L’Italia butta via i suoi migliori cervelli come se fossero zavorra, lasciandoli partire per altri Paesi che li accolgono a braccia aperte. Giorgio Parisi, Nobel per la Fisica, ha parlato a Perugia e ha il coraggio di parlare di un problema enorme: l’emorragia di giovani laureati e ricercatori è un suicidio collettivo. Mentre il governo si balocca con promesse vuote, il futuro del Paese prende un biglietto di sola andata per l’estero.

Parisi, giovani laureati in fuga: un disastro annunciato

Ogni anno centomila giovani altamente qualificati lasciano l’Italia perché qui non c’è spazio per loro. Il sistema universitario forma menti brillanti, ma poi le lascia marcire in precarietà o le costringe a cercare fortuna altrove. “Siamo un Paese che ogni anno vede un’emigrazione di circa centomila persone verso l’estero”, ha detto Parisi. Una diaspora intellettuale che svuota il Paese delle sue risorse migliori.

Secondo il rapporto “I giovani e la scelta di trasferirsi all’estero” della Fondazione Nord Est, presentato al CNEL, dal 2011 al 2023, circa 550.000 italiani tra i 18 e i 34 anni hanno lasciato il Paese. Anche considerando i rientri, il saldo migratorio netto rimane negativo, con una perdita di 377.000 giovani.

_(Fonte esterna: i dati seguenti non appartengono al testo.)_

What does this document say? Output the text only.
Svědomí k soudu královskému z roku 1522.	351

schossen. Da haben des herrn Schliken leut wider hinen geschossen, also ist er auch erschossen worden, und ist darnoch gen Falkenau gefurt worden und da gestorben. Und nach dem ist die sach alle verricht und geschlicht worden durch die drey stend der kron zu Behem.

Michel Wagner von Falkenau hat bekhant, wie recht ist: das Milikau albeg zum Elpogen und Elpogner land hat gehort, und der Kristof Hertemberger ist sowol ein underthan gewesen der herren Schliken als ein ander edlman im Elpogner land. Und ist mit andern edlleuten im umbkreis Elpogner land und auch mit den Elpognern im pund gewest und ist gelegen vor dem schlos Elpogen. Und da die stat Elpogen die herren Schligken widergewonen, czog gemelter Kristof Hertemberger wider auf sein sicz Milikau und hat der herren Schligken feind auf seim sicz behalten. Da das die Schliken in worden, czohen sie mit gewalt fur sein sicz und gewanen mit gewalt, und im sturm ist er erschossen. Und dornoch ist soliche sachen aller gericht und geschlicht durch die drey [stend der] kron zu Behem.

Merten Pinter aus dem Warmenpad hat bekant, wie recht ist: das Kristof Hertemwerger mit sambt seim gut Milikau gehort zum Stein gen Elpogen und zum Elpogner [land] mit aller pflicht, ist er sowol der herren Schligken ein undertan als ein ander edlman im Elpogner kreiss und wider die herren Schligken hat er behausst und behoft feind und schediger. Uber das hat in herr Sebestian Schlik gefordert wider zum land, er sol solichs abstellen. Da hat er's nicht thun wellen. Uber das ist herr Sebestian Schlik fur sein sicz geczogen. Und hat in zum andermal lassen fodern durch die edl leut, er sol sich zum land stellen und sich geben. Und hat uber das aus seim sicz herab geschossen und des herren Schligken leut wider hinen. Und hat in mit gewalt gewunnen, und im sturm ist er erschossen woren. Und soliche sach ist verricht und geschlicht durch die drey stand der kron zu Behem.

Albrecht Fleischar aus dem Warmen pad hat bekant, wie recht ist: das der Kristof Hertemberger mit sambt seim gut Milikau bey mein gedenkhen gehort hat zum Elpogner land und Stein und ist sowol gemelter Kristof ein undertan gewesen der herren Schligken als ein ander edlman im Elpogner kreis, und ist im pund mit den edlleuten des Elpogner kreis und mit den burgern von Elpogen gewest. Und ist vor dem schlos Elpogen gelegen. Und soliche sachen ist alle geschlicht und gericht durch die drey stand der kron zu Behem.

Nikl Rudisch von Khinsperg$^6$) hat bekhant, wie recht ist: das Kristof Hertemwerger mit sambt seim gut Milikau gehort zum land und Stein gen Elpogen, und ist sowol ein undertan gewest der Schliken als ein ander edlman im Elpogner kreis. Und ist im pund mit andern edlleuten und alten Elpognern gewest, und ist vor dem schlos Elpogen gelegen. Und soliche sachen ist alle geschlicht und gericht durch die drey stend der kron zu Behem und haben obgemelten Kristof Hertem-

La politica ignora il problema, troppo impegnata a distrarsi altrove

“Non ricordo di avere mai sentito un leader politico parlare dell’emigrazione dall’Italia”, ha denunciato Parisi. E non c’è da stupirsi. I nostri governanti hanno il fiato corto e lo sguardo fisso sui sondaggi del giorno dopo.

L’immigrazione fa audience, mentre l’esodo dei giovani preparati viene lasciato scivolare nel dimenticatoio. Peccato che senza una classe dirigente formata, non resterà molto da governare. Un’analisi di Wired Italia evidenzia che, tra il 2011 e il 2021, l’Istat ha registrato 377.000 emigrati italiani tra i 20 e i 34 anni. Tuttavia, confrontando questi numeri con le statistiche dei Paesi di destinazione, la cifra reale potrebbe avvicinarsi a 1,3 milioni, suggerendo una sottostima significativa nei dati ufficiali.

Università e ricerca: fondi a singhiozzo e zero prospettive

Chi resta nel mondo accademico italiano si scontra con un sistema soffocato dai tagli e dalla mancanza di progettualità. “Potenziare la capacità delle università italiane di assorbire i ricercatori” sarebbe la soluzione, secondo Parisi, ma senza soldi e programmazione, rimane solo un miraggio. Nessuno investe sul lungo termine, mentre gli altri Paesi si prendono i nostri migliori talenti e li trasformano in ricchezza.

Le principali destinazioni per i giovani italiani includono Regno Unito, Germania, Svizzera e Francia. Le motivazioni alla base di questa emigrazione sono varie: migliori opportunità lavorative, ricerca di una qualità della vita più elevata e opportunità di studio e formazione. Secondo il rapporto della Fondazione Nord Est, il 26% degli intervistati cita le opportunità lavorative come principale motivo per trasferirsi, seguito dal 23% che cerca una qualità della vita migliore e dal 15% interessato a opportunità di studio.

Industria e innovazione: l’Italia va a braccio, senza una direzione

Non è solo l’università a soffrire. “In Italia manca la programmazione in ogni settore, manca un piano industriale e manca un impegno chiaro del governo su quali industrie sostenere e sviluppare”, ha dichiarato il Nobel. Il risultato è un Paese che non innova, non attrae investimenti e lascia che le sue eccellenze svaniscano nel nulla. La politica resta ferma, mentre il resto del mondo corre. Questo esodo rappresenta una perdita di capitale umano per l’Italia, con conseguenze economiche e sociali rilevanti.

La formazione e la crescita di questi giovani hanno comportato investimenti da parte dello Stato e delle famiglie, stimati in 134 miliardi di euro negli ultimi 13 anni. La continua emigrazione di giovani qualificati rischia di compromettere ulteriormente la competitività e l’innovazione del Paese.

Rischio nucleare e caos globale: il mondo in bilico

Parisi ha parlato anche del pericolo crescente di un conflitto nucleare. “C’è il New Scientist americano che ha un orologio che mette quanti minuti mancano all’olocausto nucleare… quest’anno 59 secondi”. Il tempo stringe e l’incertezza mondiale cresce, ma l’Italia continua a perdere tempo su questioni di second’ordine mentre il futuro incombe con tutta la sua durezza.